Simplified rules boost business registrations in Vietnam
HANOI - Simplified procedures for
establishing new businesses have seen entrepreneurs throng business registration
offices in record numbers this year.
Government officials believe this will give a welcome boost to the national
economy, but concede bottlenecks remain in its implementation.
Business registration offices in many cities and provinces report that, between
January 15 and February 15, they received applications at least four times more
than the same period before the new Business Law took effect on January 1 this
year.
The new law replaced both the company law and the private-business law issued in
1990. Between 1990 and 1999 about 38,000 businesses with a total capital of
VND21,000 billion (about US$1.5 billion) registered their operations under the
two laws - an average of 4,500 per year.
Under these laws, businesses were obliged to obtain approval from 13 different
bureaucratic desks before they knew the fate of their application.
Now they need to lodge all necessary documents at one desk and will receive
approval within two weeks.
Officials say the surge in applications particularly intensified following Prime
Minister Phan Van Khai's issuance of two decrees on February 3 - on new
procedures and the abolishment of 84 permits for business operations.
Director of the macro-economics management department of the Central Institute
for Economics Management, Nguyen Dinh Cung, told Viet Nam News Agency that the
two decrees make it clear that eligible businesses will be able to function
without much interference from the administration.

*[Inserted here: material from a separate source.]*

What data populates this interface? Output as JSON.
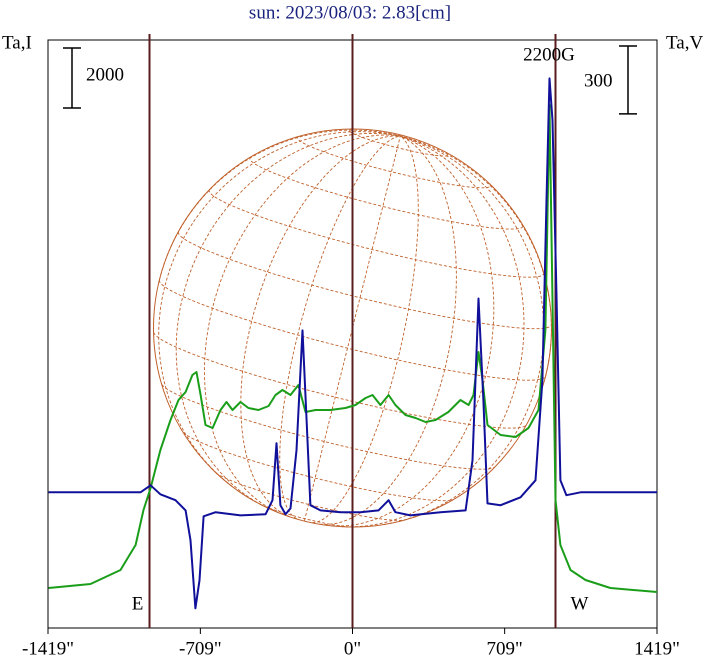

Cung said the decrees marked a new turn in national economic operations, that of
creating greater room for business people in all sectors and providing them with
equal footing in the marketplace.
In Ho Chi Minh City alone, 361 applications had been made for registering new
businesses, while 341 others registered for business expansion and
diversification, he said.
He said that these figures represented a ten-fold increase over the period
before the new law became effective.
The Hanoi Planning and Investment Department says that in the first two months
of this year, 251 applications were made for registration, a two-fold increase
over the same period last year.
Cung said the government believed that proper execution of the new business law
would be a catalyst for national development, particularly for the private
sector.
However, he conceded that simplified procedures did not always mean that
application forms would be screened quickly.

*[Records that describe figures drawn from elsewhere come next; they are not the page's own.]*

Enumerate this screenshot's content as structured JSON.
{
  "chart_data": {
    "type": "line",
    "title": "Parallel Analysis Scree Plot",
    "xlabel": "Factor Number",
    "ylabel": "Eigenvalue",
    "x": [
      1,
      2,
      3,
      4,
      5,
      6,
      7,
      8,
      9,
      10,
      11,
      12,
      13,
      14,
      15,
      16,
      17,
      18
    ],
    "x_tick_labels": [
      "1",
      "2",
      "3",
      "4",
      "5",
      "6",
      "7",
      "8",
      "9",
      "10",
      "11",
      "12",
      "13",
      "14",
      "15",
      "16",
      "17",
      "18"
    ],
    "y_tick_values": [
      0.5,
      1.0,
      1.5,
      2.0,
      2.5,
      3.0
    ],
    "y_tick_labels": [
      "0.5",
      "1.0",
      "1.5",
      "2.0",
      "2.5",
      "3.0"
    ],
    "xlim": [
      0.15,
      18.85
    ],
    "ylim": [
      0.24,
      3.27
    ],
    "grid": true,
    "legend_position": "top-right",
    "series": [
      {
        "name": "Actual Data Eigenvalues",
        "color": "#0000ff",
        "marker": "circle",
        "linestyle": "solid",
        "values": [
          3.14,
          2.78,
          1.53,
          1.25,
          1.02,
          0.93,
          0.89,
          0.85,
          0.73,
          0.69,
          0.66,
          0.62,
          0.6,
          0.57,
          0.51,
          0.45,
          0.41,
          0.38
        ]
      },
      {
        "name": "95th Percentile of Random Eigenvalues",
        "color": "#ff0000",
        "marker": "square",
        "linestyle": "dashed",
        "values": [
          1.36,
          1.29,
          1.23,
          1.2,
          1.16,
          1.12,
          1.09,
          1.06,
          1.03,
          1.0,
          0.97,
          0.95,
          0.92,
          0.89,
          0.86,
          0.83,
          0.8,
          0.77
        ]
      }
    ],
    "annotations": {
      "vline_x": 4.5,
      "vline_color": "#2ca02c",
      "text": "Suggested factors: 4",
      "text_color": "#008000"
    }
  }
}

The Government has invested in a new programme for re-training local officials
to make them more efficient in handling business registration applications, he
said.
The programme, implemented by the Ministry of Planning and Investment, will
equip local business registration offices with computers that are linked
together into a national network.
Cung said another obstacle which needed to be dealt with in the near future was
that the new law identified just four kinds of businesses but people were
actually doing businesses that could not be categorised under any of these.
The four kinds of businesses under the new law are limited liability companies;
joint stock companies; partnership and sole proprietary concerns.
One common type of business that these categories do not cover is the
family-owned business, as these are not considered private companies.
Over the last decade, private companies and family-owned businesses generated
more than 500,000 new jobs. But about 1.5 million families running their own
businesses had generated an estimated three million jobs in the same period, and
accounted for nine per cent of the national GDP (gross domestic product).
Vietnam News Agency - March 8, 2000.